Life

How Unhealthy Is Work Stress?

by Pamela J. Hobart

Work stress is no joke, and if you're stuck in the middle of a rough patch at your office, it can seem like it will kill you. Indeed, an alarming new study shows that work stress is as unhealthy as secondhand smoke — which is to say it's pretty darn unhealthy because smoking is terrible for you. This kind of news may tempt you to do something drastic, but before you turn in your resignation, stop and take a moment to think about work stress in context.

The new study on work stress comes to us from researchers at Harvard's Business School and Stanford University. They conducted a meta-study using 228 existing studies of workplace stressors (like "job insecurity, family-work conflict, high job demands and long work hours") to figure out the relationship between these stressors and poor outcomes. Two of the poor outcomes were objective — being diagnosed with a medical condition and dying. Two other conditions relied on self-reports — poor physical health and poor mental health.

Publishing in the journal Behavioral Science & Policy Association, the researchers found that the workplace stress of "high job demands" is correlated with a 50 percent increased chance of being diagnosed with a health condition. Job insecurity raises the risks of reporting oneself to be in poor physical or mental health by 50 percent. Finally, long hours increase chances of mortality by 20 percent. These risks are similar to those of being exposed to secondhand smoking, a comparison that really drives the point home.
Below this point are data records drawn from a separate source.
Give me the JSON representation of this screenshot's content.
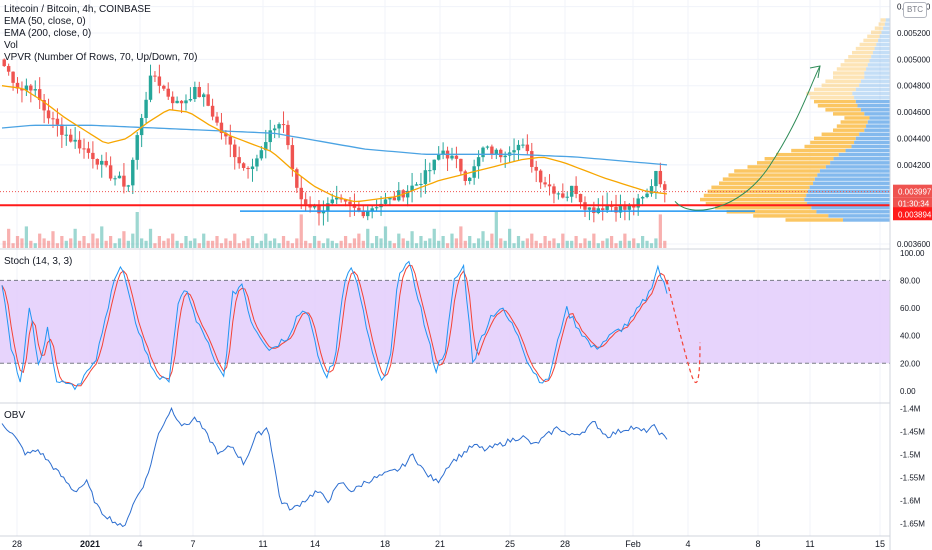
{
  "header": {
    "symbol_line": "Litecoin / Bitcoin, 4h, COINBASE",
    "indicators": [
      "EMA (50, close, 0)",
      "EMA (200, close, 0)",
      "Vol",
      "VPVR (Number Of Rows, 70, Up/Down, 70)"
    ],
    "currency_badge": "BTC"
  },
  "colors": {
    "up": "#26a69a",
    "down": "#ef5350",
    "ema50": "#f7a600",
    "ema200": "#4ba3e3",
    "stoch_k": "#2196f3",
    "stoch_d": "#f44336",
    "stoch_band": "#e1c9fb",
    "obv": "#2e6fd0",
    "support": "#ff1a1a",
    "support_blue": "#2196f3",
    "projection_green": "#2e8b57",
    "vpvr_up": "#fbc35a",
    "vpvr_down": "#7cb5ec",
    "price_badge_up": "#ef5350",
    "countdown_badge": "#ef5350"
  },
  "x_axis": {
    "labels": [
      "28",
      "2021",
      "4",
      "7",
      "11",
      "14",
      "18",
      "21",
      "25",
      "28",
      "Feb",
      "4",
      "8",
      "11",
      "15"
    ]
  },
  "price_axis": {
    "ticks": [
      "0.005400",
      "0.005200",
      "0.005000",
      "0.004800",
      "0.004600",
      "0.004400",
      "0.004200",
      "0.003600"
    ],
    "last_price": "0.003997",
    "countdown": "01:30:34",
    "support_level": "0.003894"
  },
  "stoch_axis": {
    "ticks": [
      "100.00",
      "80.00",
      "60.00",
      "40.00",
      "20.00",
      "0.00"
    ],
    "label": "Stoch (14, 3, 3)"
  },
  "obv_axis": {
    "ticks": [
      "-1.4M",
      "-1.45M",
      "-1.5M",
      "-1.55M",
      "-1.6M",
      "-1.65M"
    ],
    "label": "OBV"
  },
  "chart_data": [
    {
      "type": "candlestick",
      "title": "Litecoin / Bitcoin, 4h, COINBASE",
      "ylim": [
        0.00357,
        0.00545
      ],
      "close_keypoints": [
        0.00495,
        0.00486,
        0.00476,
        0.00482,
        0.00472,
        0.0046,
        0.00452,
        0.00446,
        0.0044,
        0.00436,
        0.0043,
        0.00426,
        0.00418,
        0.00412,
        0.00408,
        0.00404,
        0.00438,
        0.00468,
        0.0049,
        0.0048,
        0.00472,
        0.00466,
        0.0047,
        0.00476,
        0.00472,
        0.00462,
        0.00448,
        0.00438,
        0.00428,
        0.00418,
        0.00422,
        0.00428,
        0.0044,
        0.00452,
        0.0045,
        0.0041,
        0.00394,
        0.0039,
        0.00386,
        0.00388,
        0.00392,
        0.0039,
        0.00388,
        0.00384,
        0.00386,
        0.0039,
        0.00392,
        0.00394,
        0.00398,
        0.00402,
        0.00406,
        0.00412,
        0.0042,
        0.00432,
        0.00426,
        0.0042,
        0.0041,
        0.00418,
        0.00432,
        0.0043,
        0.00428,
        0.00432,
        0.00436,
        0.00432,
        0.0042,
        0.0041,
        0.00404,
        0.004,
        0.00396,
        0.00404,
        0.00392,
        0.00386,
        0.00388,
        0.0039,
        0.00388,
        0.00386,
        0.00388,
        0.00392,
        0.00398,
        0.00418,
        0.00398
      ],
      "ema50_keypoints": [
        0.0048,
        0.00478,
        0.00468,
        0.00456,
        0.00446,
        0.00436,
        0.0044,
        0.00452,
        0.00462,
        0.0046,
        0.0045,
        0.00442,
        0.00436,
        0.0043,
        0.00416,
        0.00404,
        0.00396,
        0.00392,
        0.00394,
        0.00396,
        0.00402,
        0.00408,
        0.00412,
        0.00416,
        0.0042,
        0.00424,
        0.00426,
        0.00422,
        0.00416,
        0.0041,
        0.00405,
        0.004,
        0.00398
      ],
      "ema200_keypoints": [
        0.00448,
        0.0045,
        0.0045,
        0.0045,
        0.00449,
        0.00448,
        0.00447,
        0.00446,
        0.00445,
        0.00444,
        0.0044,
        0.00436,
        0.00432,
        0.0043,
        0.00428,
        0.00428,
        0.00428,
        0.00428,
        0.00427,
        0.00426,
        0.00424,
        0.00422,
        0.0042
      ],
      "last_price": 0.003997,
      "support_level": 0.003894,
      "support_blue_level": 0.00385,
      "projection_target": 0.00495
    },
    {
      "type": "volume",
      "pattern": [
        3,
        8,
        2,
        5,
        4,
        9,
        3,
        2,
        6,
        4,
        3,
        7,
        2,
        5,
        3,
        4,
        8,
        3,
        5,
        2,
        6,
        4,
        9,
        3,
        5,
        2,
        4,
        7,
        3,
        6,
        15,
        4,
        3,
        8,
        2,
        5,
        3,
        4,
        6,
        3,
        2,
        5,
        3,
        4,
        2,
        6,
        3,
        3,
        5,
        2,
        4,
        3,
        6,
        2,
        3,
        4,
        5,
        2,
        3,
        6,
        3,
        4,
        2,
        5,
        3,
        2,
        4,
        14,
        3,
        2,
        5,
        3,
        2,
        4,
        3,
        2,
        3,
        5,
        2,
        4,
        6
      ]
    },
    {
      "type": "horizontal_bar",
      "title": "VPVR (Number Of Rows, 70, Up/Down, 70)",
      "note": "volume profile: relative row volume, bottom to top",
      "rows_bottom_to_top": [
        0.55,
        0.72,
        0.86,
        0.92,
        0.97,
        1.0,
        0.98,
        0.96,
        0.94,
        0.9,
        0.88,
        0.85,
        0.82,
        0.75,
        0.7,
        0.66,
        0.6,
        0.52,
        0.45,
        0.42,
        0.4,
        0.36,
        0.3,
        0.28,
        0.26,
        0.24,
        0.3,
        0.34,
        0.38,
        0.4,
        0.42,
        0.44,
        0.4,
        0.36,
        0.34,
        0.3,
        0.3,
        0.28,
        0.26,
        0.24,
        0.22,
        0.2,
        0.18,
        0.16,
        0.14,
        0.12,
        0.1,
        0.08,
        0.06,
        0.05
      ],
      "up_share": 0.55
    },
    {
      "type": "line",
      "title": "Stoch (14, 3, 3)",
      "ylim": [
        -8,
        102
      ],
      "bands": [
        20,
        80
      ],
      "k_keypoints": [
        78,
        30,
        8,
        60,
        20,
        45,
        5,
        8,
        3,
        12,
        18,
        45,
        80,
        90,
        60,
        40,
        20,
        10,
        5,
        60,
        75,
        50,
        40,
        20,
        10,
        70,
        78,
        50,
        40,
        30,
        35,
        40,
        55,
        60,
        30,
        10,
        20,
        80,
        90,
        60,
        30,
        5,
        20,
        88,
        92,
        70,
        40,
        15,
        30,
        80,
        90,
        20,
        40,
        55,
        60,
        50,
        40,
        20,
        10,
        5,
        30,
        60,
        50,
        40,
        30,
        35,
        40,
        45,
        50,
        60,
        70,
        90,
        70
      ],
      "projection": [
        80,
        40,
        15,
        35
      ],
      "ticks": [
        100,
        80,
        60,
        40,
        20,
        0
      ]
    },
    {
      "type": "line",
      "title": "OBV",
      "ylim": [
        -1.675,
        -1.39
      ],
      "keypoints": [
        -1.43,
        -1.46,
        -1.5,
        -1.49,
        -1.52,
        -1.55,
        -1.58,
        -1.56,
        -1.62,
        -1.64,
        -1.66,
        -1.6,
        -1.55,
        -1.45,
        -1.4,
        -1.44,
        -1.42,
        -1.46,
        -1.5,
        -1.48,
        -1.52,
        -1.46,
        -1.44,
        -1.6,
        -1.62,
        -1.6,
        -1.58,
        -1.6,
        -1.56,
        -1.58,
        -1.56,
        -1.55,
        -1.54,
        -1.53,
        -1.5,
        -1.54,
        -1.56,
        -1.52,
        -1.5,
        -1.48,
        -1.49,
        -1.48,
        -1.47,
        -1.46,
        -1.48,
        -1.46,
        -1.44,
        -1.46,
        -1.45,
        -1.43,
        -1.46,
        -1.45,
        -1.44,
        -1.45,
        -1.44,
        -1.47
      ],
      "ticks": [
        -1.4,
        -1.45,
        -1.5,
        -1.55,
        -1.6,
        -1.65
      ]
    }
  ]
}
I have many questions, though. What constitutes "high job demands?" It's tempting for all of us to assume we hold a super demanding job that's killing us, but the reality is likely that these jobs are probably fairly rare and that the people working them are careerist types. Self-reports are notoriously unreliable, too. If you ask someone to focus on whether she has a physical or mental health condition of any kind, she's very likely to go ahead and say "yes," even if her quality of life is quite good.

Job insecurity is a real problem, one America has had to confront, especially since the recession. But that's actually a health problem related to a fear of unemployment, not employment exactly. Unemployment itself is known to have many ill effects on physical and mental health, so people are right to fear it. For instance, people who have been laid off are much more likely to develop a new health condition than those who are working (even though those who are working may be having a stressful time).

Another report shows that unemployed people face a mortality increase of 50 to 100 percent. This is obviously way worse than the mortality risk from long hours (and your work hours probably aren't even as long as you think). Instead of doing all the things they dreamed of doing with their new-found time, people who aren't employed spend much of their time watching television, and television watching itself constitutes a huge health risk (involving diabetes, heart disease, and death).

So, as it turns out, the only thing worse than work stress is, oops, the stress of not working! I offer these bloggers, who dropped everything to travel the world but ended up cleaning toilets, as a cautionary tale. In the end, life is just kind of stressful, although the stress takes different forms for different people at different times. There are many ways to make yourself feel happier at work that you can try, and they're all likely to leave you much better off than not working. Because, when it comes to work stress, you're damned if you have any, but you're also damned if you don't.